Víctor y yo resistiríamos la tentación de morder manzanas prohibidas; no lo haríamos ni locos. Si nos dejan, nos vamos a vivir un mundo nuevo. Desnudos, de la mano, abrazándonos cada dos por tres, estaríamos allí, en el paraíso, hasta el final de los tiempos; y a mí que siempre me había parecido demasiado largo un año de novieteo… Si nos dejan, buscamos un rincón cerca del cielo, haremos de las nubes terciopelo. Nadie nos iba a agobiar, a ofender, a lastimar. Que se metieran la Bipolar y los suyos todos los costrosos comentarios digitales por el agujerillo del muergo. Si nos dejan, de todo lo demás nos olvidamos. Que Freud se fuera a pintar cardos, a freír monas, a hacer gárgaras. Víctor no era, como proclamaba la Bipolar, un paria desequilibrado, un arribista borde, ciclotímico, herido, traumatizado, expulsado de todos los paraísos, por muy arrogante, creído, pagado de sí mismo, dominante y exigente que, en opinión de aquella manada de cabestros amargados, quisiera aparentar. ¿Quién era la Bipolar, por muy familiarizado que estuviese con los loqueros, para inventarle a Víctor «toda aquella siniestra ficción sobre lo que era o había sido su vida»? ¿Qué hacía la Bipolar sino tratar de endilgarle a Víctor el «pavoroso fracaso de su propia vida, labrada en la autodestrucción», como Víctor repetía en cuanto le trepaba el ardor guerrero a la boca? ¿En qué rama del Instituto Psicoanalítico de La Algaida se había graduado la Bipolar para permitirse desmenuzar los supuestos traumas de un muchacho que, antes de cumplir los treinta años, había hecho —como el propio Víctor se encargaba de resaltar— veinte veces más por sí mismo y por su ciudad y por su gente que aquel mentecato descompuesto en toda su vida? Jamás, por mucho que le empastillasen, comprendería la Bipolar que «mis sueños», decía Víctor, «son, de hecho, mi realidad». La Bipolar no conocía de verdad a Víctor, ya quisiera conocerle como le conocía yo. A la mierda la Bipolar. A la mierda Tino Vila, el resto de la manada y el mismísimo Freud. Todo el esplendor y toda la pureza del paraíso eran de Víctor, y yo tenía la fortuna de estar con él.

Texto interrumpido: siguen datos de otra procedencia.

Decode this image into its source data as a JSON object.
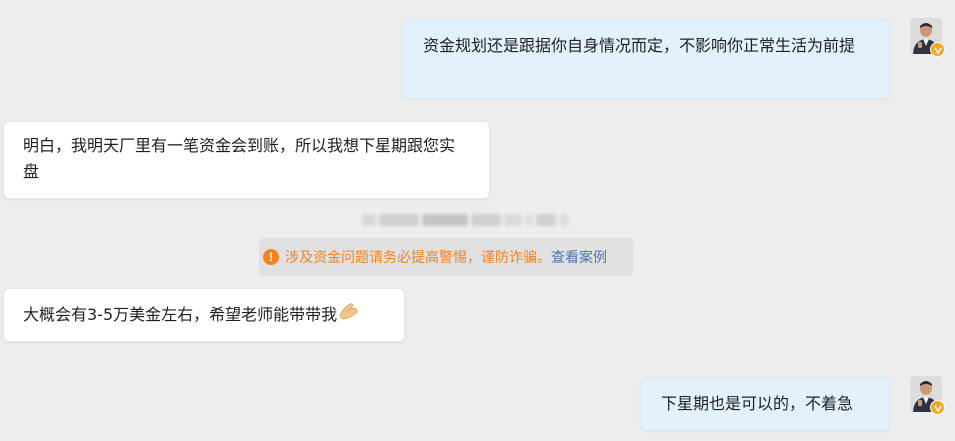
{
  "messages": [
    {
      "side": "self",
      "text": "资金规划还是跟据你自身情况而定，不影响你正常生活为前提"
    },
    {
      "side": "other",
      "text": "明白，我明天厂里有一笔资金会到账，所以我想下星期跟您实盘"
    },
    {
      "side": "other",
      "text": "大概会有3-5万美金左右，希望老师能带带我",
      "emoji": "pray-hands-icon"
    },
    {
      "side": "self",
      "text": "下星期也是可以的，不着急"
    }
  ],
  "notice": {
    "text": "涉及资金问题请务必提高警惕，谨防诈骗。",
    "link": "查看案例",
    "icon": "warning-icon",
    "color": "#f5811f",
    "link_color": "#4a73b5"
  },
  "colors": {
    "background": "#ededed",
    "self_bubble": "#e3f1fd",
    "other_bubble": "#ffffff",
    "badge": "#f5a623"
  }
}
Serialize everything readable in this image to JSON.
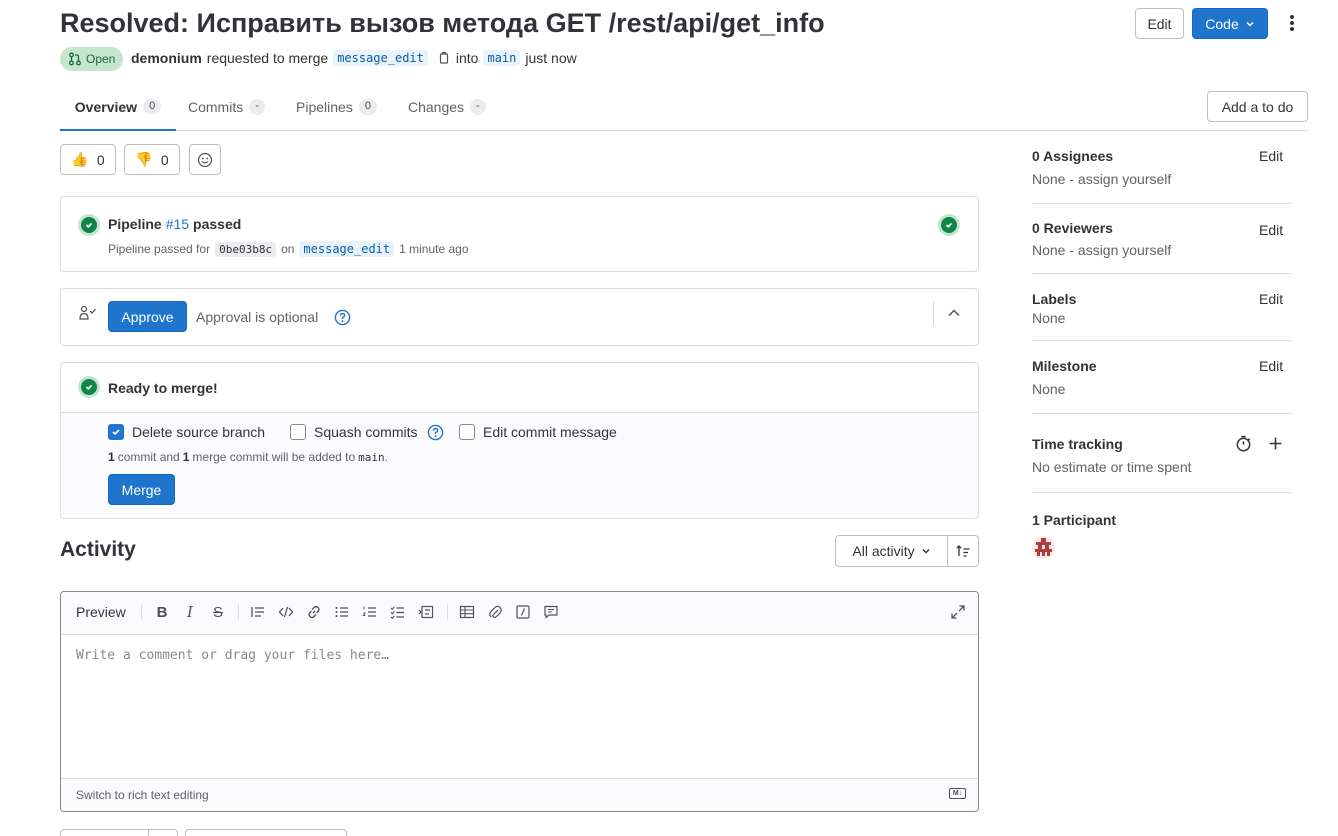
{
  "header": {
    "title": "Resolved: Исправить вызов метода GET /rest/api/get_info",
    "edit_label": "Edit",
    "code_label": "Code",
    "status": "Open",
    "author": "demonium",
    "requested_text": "requested to merge",
    "source_branch": "message_edit",
    "into_text": "into",
    "target_branch": "main",
    "time": "just now"
  },
  "tabs": [
    {
      "label": "Overview",
      "count": "0"
    },
    {
      "label": "Commits",
      "count": "-"
    },
    {
      "label": "Pipelines",
      "count": "0"
    },
    {
      "label": "Changes",
      "count": "-"
    }
  ],
  "todo_label": "Add a to do",
  "reactions": {
    "thumbsup": "👍",
    "thumbsup_count": "0",
    "thumbsdown": "👎",
    "thumbsdown_count": "0"
  },
  "pipeline": {
    "prefix": "Pipeline",
    "id": "#15",
    "status": "passed",
    "detail_prefix": "Pipeline passed for",
    "commit": "0be03b8c",
    "on_text": "on",
    "branch": "message_edit",
    "time": "1 minute ago"
  },
  "approval": {
    "button": "Approve",
    "text": "Approval is optional"
  },
  "merge": {
    "title": "Ready to merge!",
    "delete_branch": "Delete source branch",
    "squash": "Squash commits",
    "edit_message": "Edit commit message",
    "commit_count": "1",
    "commit_and": "commit and",
    "merge_count": "1",
    "merge_text": "merge commit will be added to",
    "target": "main",
    "period": ".",
    "button": "Merge"
  },
  "activity": {
    "title": "Activity",
    "filter": "All activity"
  },
  "editor": {
    "preview": "Preview",
    "placeholder": "Write a comment or drag your files here…",
    "switch_text": "Switch to rich text editing"
  },
  "sidebar": {
    "assignees": {
      "title": "0 Assignees",
      "edit": "Edit",
      "value": "None - assign yourself"
    },
    "reviewers": {
      "title": "0 Reviewers",
      "edit": "Edit",
      "value": "None - assign yourself"
    },
    "labels": {
      "title": "Labels",
      "edit": "Edit",
      "value": "None"
    },
    "milestone": {
      "title": "Milestone",
      "edit": "Edit",
      "value": "None"
    },
    "time_tracking": {
      "title": "Time tracking",
      "value": "No estimate or time spent"
    },
    "participants": {
      "title": "1 Participant"
    }
  },
  "colors": {
    "accent": "#1f75cb",
    "success": "#108548",
    "open_badge": "#c3e6cd"
  }
}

Naturalmente, a Víctor no le conté ni media palabra de mi delirio paradisíaco. En realidad, le dije:

—Qué pereza tener que irme el domingo por la tarde.

La eternidad paradisíaca llegaba, de momento, hasta la salida del Alvia, el domingo, a las 19:40, de la estación de Jerez.

Pero Víctor era alguien con quien merecía la pena vivir una vida. Y no importaba que a él le quedase por delante el triple de vida que a mí. Si nos dejan, te llevo de la mano, corazón, y ahí nos vamos. Quizás se habían encontrado un poco a destiempo mis años y los suyos. Bueno, muy a destiempo. Pero no importaba. Porque una vida no se mide en años, se mide en lo bien o lo mal que te lo pasas.